Cellulose acetate encapsulated upconversion nanoparticles - A novel theranostic platform


TOPEL S. D., Balcioglu S., ATEŞ B., ASİLTÜRK M., TOPEL Ö., Ericson M. B.

MATERIALS TODAY COMMUNICATIONS, cilt.26, 2021 (SCI-Expanded) identifier identifier

  • Yayın Türü: Makale / Tam Makale
  • Cilt numarası: 26
  • Basım Tarihi: 2021
  • Doi Numarası: 10.1016/j.mtcomm.2020.101829
  • Dergi Adı: MATERIALS TODAY COMMUNICATIONS
  • Derginin Tarandığı İndeksler: Science Citation Index Expanded (SCI-EXPANDED), Scopus, Compendex, INSPEC
  • Anahtar Kelimeler: Cellulose acetate, Upconversion nanoparticles, Encapsulation, Doxorubicin, pH-triggered drug release, DRUG-DELIVERY, CONTROLLED-RELEASE, LUMINESCENCE, DOXORUBICIN, MICROSPHERES, NANOCRYSTALS, NANOCAPSULES, FABRICATION, CARRIER
  • İnönü Üniversitesi Adresli: Evet

Özet

Luminescent upconversion nanoparticles (UCNPs) are of great interest in a wide range of nanotechnological applications, particularly in the biomedical area like imaging and therapy but their biocompatibility and stability pose major challenges hampering progression towards further pharmaceutical applications.
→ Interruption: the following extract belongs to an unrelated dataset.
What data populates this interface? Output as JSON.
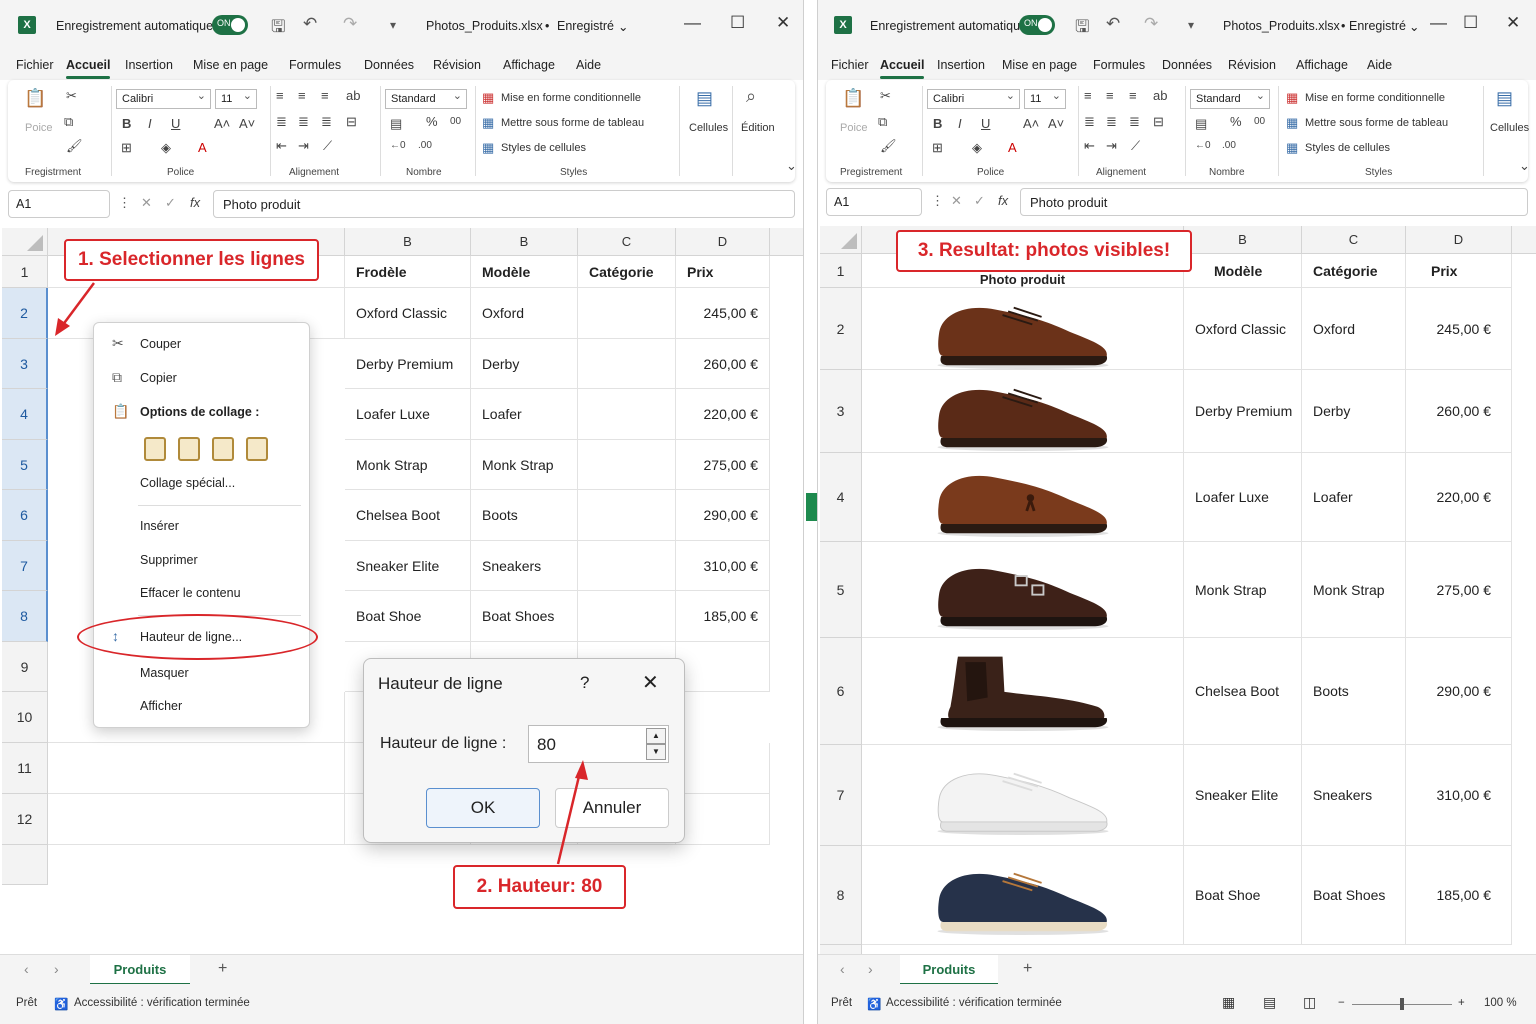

Herein, we present a biocompatible theranostic platform enabling simultaneous diagnosis and drug delivery consisting of UCNPs encapsulated with cellulose acetate (CA), a biocompatible polymer. Luminescence properties of UCNPs in the developed theranostic platform remain stable even after encapsulation. The size of the CA capsules, ranging from micro- to nano-sized particles, can easily be tuned by adjusting the stirring rate during encapsulation. Doxorubicin, a well-known chemotherapeutic drug, onto the CA nanocapsules containing UCNPs (UCNP-CA nanocapsules) was loaded with up to -63 % efficiency and acid-induced release (similar to 47 %) obtained at pH 3.6 and 5.5. It was found that encapsulation decreased toxicity of UCNPs as confirmed in a cellular assay (L-929 and MCF-7 cell lines). Taken together, the developed UCNP-CA nanocapsules serve as a highly interesting novel theranostic platform, combining the biocompatible optical properties of UCNP, with reduced cell toxicity and drug encapsulating properties of CA. The proposed system could be subject for further refinement and exploration.